It seems like too many people outside of the Cambodian community still don’t know about this history.

Being ignorant of the nuances of Cambodian history at the time myself, I remember thinking that his story was a real-life Slumdog Millionaire story without the meteor-esque Millionaire ascent or the Hollywood ending.  It was unbelievable what he endured as a child and even as a teenager and young adult.  I wondered whether there was anything funny that happened to him.  I wondered about the everyday life he endured.  I remember thinking that he was kind of brusque in his answers;  he kept saying “It’s in my book.”  I remember thinking that if he didn’t have it published already, I would “so” go for the opportunity to edit his book.

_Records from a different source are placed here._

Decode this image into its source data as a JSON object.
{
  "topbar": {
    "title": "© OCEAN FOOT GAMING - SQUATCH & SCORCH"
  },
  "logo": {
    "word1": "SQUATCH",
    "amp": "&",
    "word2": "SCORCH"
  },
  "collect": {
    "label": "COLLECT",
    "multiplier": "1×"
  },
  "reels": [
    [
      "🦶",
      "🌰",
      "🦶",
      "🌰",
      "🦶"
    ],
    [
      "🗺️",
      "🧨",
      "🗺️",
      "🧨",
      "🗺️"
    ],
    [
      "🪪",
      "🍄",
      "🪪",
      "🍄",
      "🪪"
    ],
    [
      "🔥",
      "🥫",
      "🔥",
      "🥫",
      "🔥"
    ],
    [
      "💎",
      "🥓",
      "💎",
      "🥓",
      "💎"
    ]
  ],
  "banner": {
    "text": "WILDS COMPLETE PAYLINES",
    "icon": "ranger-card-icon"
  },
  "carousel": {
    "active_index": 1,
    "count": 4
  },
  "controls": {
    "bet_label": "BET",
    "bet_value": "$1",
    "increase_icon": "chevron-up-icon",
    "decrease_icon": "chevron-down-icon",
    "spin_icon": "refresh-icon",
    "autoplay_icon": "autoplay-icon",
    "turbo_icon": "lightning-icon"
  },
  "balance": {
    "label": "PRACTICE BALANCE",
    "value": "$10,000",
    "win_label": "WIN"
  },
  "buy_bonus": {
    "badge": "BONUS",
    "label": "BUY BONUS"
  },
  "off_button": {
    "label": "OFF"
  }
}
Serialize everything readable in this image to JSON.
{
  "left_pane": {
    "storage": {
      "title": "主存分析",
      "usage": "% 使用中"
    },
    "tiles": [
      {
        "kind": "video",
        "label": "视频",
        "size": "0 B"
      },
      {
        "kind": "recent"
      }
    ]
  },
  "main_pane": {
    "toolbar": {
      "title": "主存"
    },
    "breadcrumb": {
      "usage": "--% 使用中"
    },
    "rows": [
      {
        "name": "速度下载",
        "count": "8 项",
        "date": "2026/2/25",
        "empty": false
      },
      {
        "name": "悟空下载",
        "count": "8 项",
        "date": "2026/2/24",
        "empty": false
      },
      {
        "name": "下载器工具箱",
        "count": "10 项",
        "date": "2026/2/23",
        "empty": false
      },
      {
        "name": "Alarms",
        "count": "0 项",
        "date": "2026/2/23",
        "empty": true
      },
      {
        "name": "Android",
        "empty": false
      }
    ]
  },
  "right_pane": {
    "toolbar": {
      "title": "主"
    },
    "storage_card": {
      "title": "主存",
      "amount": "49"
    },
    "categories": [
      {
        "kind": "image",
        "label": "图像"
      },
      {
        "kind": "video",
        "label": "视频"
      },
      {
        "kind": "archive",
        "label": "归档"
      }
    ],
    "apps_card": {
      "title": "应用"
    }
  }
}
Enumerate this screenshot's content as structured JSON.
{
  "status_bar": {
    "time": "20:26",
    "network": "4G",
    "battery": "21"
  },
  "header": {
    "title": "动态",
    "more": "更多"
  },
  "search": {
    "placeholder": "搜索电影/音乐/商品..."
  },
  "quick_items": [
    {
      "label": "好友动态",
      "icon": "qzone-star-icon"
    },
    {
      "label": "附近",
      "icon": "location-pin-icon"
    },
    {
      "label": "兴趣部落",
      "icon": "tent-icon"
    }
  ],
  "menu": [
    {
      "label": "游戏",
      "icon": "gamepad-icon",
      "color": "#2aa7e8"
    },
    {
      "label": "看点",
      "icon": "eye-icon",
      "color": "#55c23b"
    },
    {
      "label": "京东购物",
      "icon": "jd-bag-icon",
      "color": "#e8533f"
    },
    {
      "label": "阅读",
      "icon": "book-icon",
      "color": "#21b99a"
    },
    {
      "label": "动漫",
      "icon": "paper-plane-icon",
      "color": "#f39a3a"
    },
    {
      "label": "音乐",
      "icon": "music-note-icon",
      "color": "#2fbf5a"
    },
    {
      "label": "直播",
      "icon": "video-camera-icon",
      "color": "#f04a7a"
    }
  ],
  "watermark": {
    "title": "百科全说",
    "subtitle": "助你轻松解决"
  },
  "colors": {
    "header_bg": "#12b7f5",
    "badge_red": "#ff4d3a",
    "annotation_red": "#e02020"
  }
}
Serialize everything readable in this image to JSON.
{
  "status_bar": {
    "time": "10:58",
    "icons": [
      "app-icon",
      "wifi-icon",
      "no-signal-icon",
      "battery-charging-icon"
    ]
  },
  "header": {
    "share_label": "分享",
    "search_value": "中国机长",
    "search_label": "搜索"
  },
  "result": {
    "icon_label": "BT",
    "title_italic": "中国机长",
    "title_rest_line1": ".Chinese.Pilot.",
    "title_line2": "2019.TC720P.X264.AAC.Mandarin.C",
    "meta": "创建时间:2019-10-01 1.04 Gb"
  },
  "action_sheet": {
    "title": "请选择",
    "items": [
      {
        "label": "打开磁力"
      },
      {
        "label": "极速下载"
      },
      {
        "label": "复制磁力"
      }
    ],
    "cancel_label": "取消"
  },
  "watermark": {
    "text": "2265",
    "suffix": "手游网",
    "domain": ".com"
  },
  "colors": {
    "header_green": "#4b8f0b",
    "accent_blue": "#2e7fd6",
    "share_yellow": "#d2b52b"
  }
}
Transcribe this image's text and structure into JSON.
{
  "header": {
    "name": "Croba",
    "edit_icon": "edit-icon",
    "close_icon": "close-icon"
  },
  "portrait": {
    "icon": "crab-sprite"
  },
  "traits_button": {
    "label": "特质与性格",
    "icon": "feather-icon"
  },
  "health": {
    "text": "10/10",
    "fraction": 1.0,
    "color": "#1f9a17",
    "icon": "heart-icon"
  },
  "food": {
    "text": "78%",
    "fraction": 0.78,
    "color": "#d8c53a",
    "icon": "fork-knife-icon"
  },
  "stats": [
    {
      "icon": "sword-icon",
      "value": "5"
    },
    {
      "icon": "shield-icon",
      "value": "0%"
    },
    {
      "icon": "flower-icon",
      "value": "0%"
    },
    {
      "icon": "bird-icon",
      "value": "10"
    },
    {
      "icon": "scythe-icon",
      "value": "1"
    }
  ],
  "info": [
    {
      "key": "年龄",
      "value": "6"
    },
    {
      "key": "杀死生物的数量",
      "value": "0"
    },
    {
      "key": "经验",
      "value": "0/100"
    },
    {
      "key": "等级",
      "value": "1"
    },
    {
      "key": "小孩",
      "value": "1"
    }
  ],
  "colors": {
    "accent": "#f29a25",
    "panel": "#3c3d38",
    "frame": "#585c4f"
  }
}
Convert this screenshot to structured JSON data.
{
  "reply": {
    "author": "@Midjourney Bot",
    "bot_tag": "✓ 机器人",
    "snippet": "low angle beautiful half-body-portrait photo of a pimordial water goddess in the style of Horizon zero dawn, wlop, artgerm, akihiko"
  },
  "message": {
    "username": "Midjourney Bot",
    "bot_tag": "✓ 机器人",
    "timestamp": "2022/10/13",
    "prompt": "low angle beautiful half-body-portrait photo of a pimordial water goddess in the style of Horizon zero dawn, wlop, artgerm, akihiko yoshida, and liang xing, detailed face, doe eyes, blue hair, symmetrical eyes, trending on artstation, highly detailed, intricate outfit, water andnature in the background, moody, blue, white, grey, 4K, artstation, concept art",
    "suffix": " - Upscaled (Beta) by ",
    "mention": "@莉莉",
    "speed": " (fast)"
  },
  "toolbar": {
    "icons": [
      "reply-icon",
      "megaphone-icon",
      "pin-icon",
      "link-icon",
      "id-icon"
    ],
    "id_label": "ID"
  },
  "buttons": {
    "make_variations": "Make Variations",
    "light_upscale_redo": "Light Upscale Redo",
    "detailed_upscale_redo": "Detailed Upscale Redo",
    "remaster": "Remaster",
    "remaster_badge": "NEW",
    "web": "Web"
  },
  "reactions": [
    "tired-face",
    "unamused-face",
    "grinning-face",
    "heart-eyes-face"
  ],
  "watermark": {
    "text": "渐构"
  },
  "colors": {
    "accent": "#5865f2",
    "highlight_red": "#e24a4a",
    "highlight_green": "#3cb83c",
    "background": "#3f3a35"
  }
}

Nowadays, Marin is an everyday working American man.  He works at a nonprofit.  He recently got his Master’s degree in Business Administration.

I’d see him at Cambodian community events and would talk a bit with him.  He knew a few people that I knew in Long Beach.

But I didn’t know him to the extent that I would get to know him as I did on those Friday, Saturday, and/or Sunday meetings with him this past year.

We would drink beers.  We would dance.  We would hang at his friend’s artist residence.  We’d eat;  don’t ever challenge him to an eat-off.  We would talk about the ladies.

I learned about all these ideas he had to make it big.  I learned about his past on the streets of Long Beach, which should be its own book.  He had not just one survival story, but a multitude of them.  It’s a story that continues today.

And here I was, relatively privileged American-born grad school kid, helping him were write it in a language seen to be the most universal.  I had lots of social advantages that he did not have.  I must say, it was an honor to be working with him side-by-side.

He wrote his story because it was complicated for him to summarize it in a sentence.  There was no way to capture the breadth of it in a paragraph. He’d always been asked the question, “how did you survive?”  His story is not easily reducible to a bullshit small-talk answer you simply nod with a courteous ‘yes’ or “oh” and move on with your life.  This book is the culmination of 10 years of perspiration.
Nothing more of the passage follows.